La Gioconda in vendita? La Francia provoca: come raccogliere 50 miliardi per rilanciare la cultura dopo il Covid-19

La Francia provoca e lo fa chiamando in causa uno dei suoi simboli: arriva la proposta di vendere la Gioconda, il capolavoro di Leonardo Da Vinci che ogni anno porta milioni di turisti al Musèè du Louvre

Sembra lontana anni luce da noi la data del 2 maggio 2019, giorno in cui è caduto il 500esimo anniversario della morte del genio per antonomasia: Leonardo da Vinci. Alle varie manifestazioni di natura culturale, che hanno avuto luogo in Italia e all’estero per tutto l’anno, è seguito lo scenario- assolutamente imprevedibile- della pandemia e della paura  causata dal Coronavirus.

E sono proprio la cultura, l’arte e il turismo tre dei settori dell’economia italiana che questo lockdown forzato sta mettendo in ginocchio. Dei settori che, per certi versi, in estrema difficoltà lo erano già prima: questo  a causa dell’estrema precarietà e della mancanza di riconoscimento/adeguata retribuzione in cui numerosi lavoratori del settore incappano di continuo. La pandemia ha forse aiutano a mettere maggiormente a fuoco la questione. Ma in difficoltà non c’è soltanto il mondo dei Beni Culturali in Italia: in Francia, per finanziare la ripartenza del settore, qualcuno ha avanzato la proposta shock di vendere La Gioconda.

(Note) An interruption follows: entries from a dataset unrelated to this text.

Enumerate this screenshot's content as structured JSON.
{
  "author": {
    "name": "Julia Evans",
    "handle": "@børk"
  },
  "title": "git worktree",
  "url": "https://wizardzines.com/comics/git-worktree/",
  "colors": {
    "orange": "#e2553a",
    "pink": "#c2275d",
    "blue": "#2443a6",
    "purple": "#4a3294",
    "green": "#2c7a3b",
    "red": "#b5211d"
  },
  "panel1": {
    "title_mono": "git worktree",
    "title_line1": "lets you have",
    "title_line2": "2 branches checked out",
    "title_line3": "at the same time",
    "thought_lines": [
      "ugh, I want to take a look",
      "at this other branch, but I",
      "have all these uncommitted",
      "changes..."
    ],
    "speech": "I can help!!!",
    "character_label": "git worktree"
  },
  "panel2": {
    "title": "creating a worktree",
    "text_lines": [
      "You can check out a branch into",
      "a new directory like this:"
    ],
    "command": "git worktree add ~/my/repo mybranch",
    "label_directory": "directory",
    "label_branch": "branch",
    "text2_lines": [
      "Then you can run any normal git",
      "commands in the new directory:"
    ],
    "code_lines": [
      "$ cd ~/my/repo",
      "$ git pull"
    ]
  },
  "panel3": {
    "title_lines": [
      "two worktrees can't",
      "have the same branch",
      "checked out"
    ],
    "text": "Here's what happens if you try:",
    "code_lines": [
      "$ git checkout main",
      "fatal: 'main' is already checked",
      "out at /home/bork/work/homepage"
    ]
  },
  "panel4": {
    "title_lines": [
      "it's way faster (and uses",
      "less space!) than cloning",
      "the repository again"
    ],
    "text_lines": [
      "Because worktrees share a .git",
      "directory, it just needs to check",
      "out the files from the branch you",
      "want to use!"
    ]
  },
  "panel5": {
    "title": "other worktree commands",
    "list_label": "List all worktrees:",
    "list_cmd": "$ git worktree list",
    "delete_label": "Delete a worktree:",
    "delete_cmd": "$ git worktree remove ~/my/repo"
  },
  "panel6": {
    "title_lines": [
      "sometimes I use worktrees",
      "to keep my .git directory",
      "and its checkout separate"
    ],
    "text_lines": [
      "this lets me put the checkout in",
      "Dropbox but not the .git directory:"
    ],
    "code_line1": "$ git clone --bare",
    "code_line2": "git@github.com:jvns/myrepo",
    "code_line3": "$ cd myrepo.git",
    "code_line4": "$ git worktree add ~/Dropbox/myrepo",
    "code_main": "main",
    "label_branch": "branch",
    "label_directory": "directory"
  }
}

La Francia propone di vendere La Gioconda, 50 miliardi di euro per far ripartire la cultura

In queste ore, in Francia, si sta discutendo una proposta assolutamente folle: vendere La Gioconda per aiutare– con il denaro ricavato- la ripartenza del settore culturale, messo in ginocchio dal Coronavirus. Un capolavoro di Leonardo da Vinci che persone provenienti da tutto il globo, ogni anno, vanno a vedere al Museo del Louvre.

Quanto vale La Gioconda? Il suo valore è sicuramente inestimabile, ma a conti fatti i francesi si potrebbero “accontentare” di 50 miliardi di euro. Un’enormità, se pensiamo che il “Salvator Mundi” (quadro attribuito a Leonardo, sebbene molti esperti e critici abbiano contestato l’attribuzione e abbiano parlato- piuttosto- di appartenenza alla bottega del genio vinciano) è stato battuto all’asta per 450,3 milioni di dollari.

La proposta di vendere uno dei simboli francesi è arrivata per bocca di Stéphane Distinguin ed è apparsa sulla rivista Usbek & Rica.

La Francia propone di vendere La Gioconda, le parole di Stéphane Distinguin

Vendere La Gioconda, ma non solo. Il quadro potrebbe anche essere utilizzato come garanzia di una valuta virtuale o essere spedita in tournée in Italia. Sempre per rilanciare la cultura. Ecco le parole di Stéphane Distinguin in merito:

Penso che potrebbe essere un buon affare, da un punto di vista economico e anche culturale. A tempi straordinari, risposte inedite. La pandemia e il confinamento autorizzano una nuova audacia. Il settore è a pezzi, la famosa eccezione culturale francese rischia di crollare, gli unici ad avere i mezzi per resistere e tentare qualche reazione sono i colossi americani, come Netflix che da qualche giorno propone sulla sua piattaforma anche i film di Truffaut. Vendiamo il gioiello di famiglia. Non certo per fare cassa ma per finanziare il rilancio di un mondo della cultura che altrimenti rischia di non sopravvivere al Coronavirus“.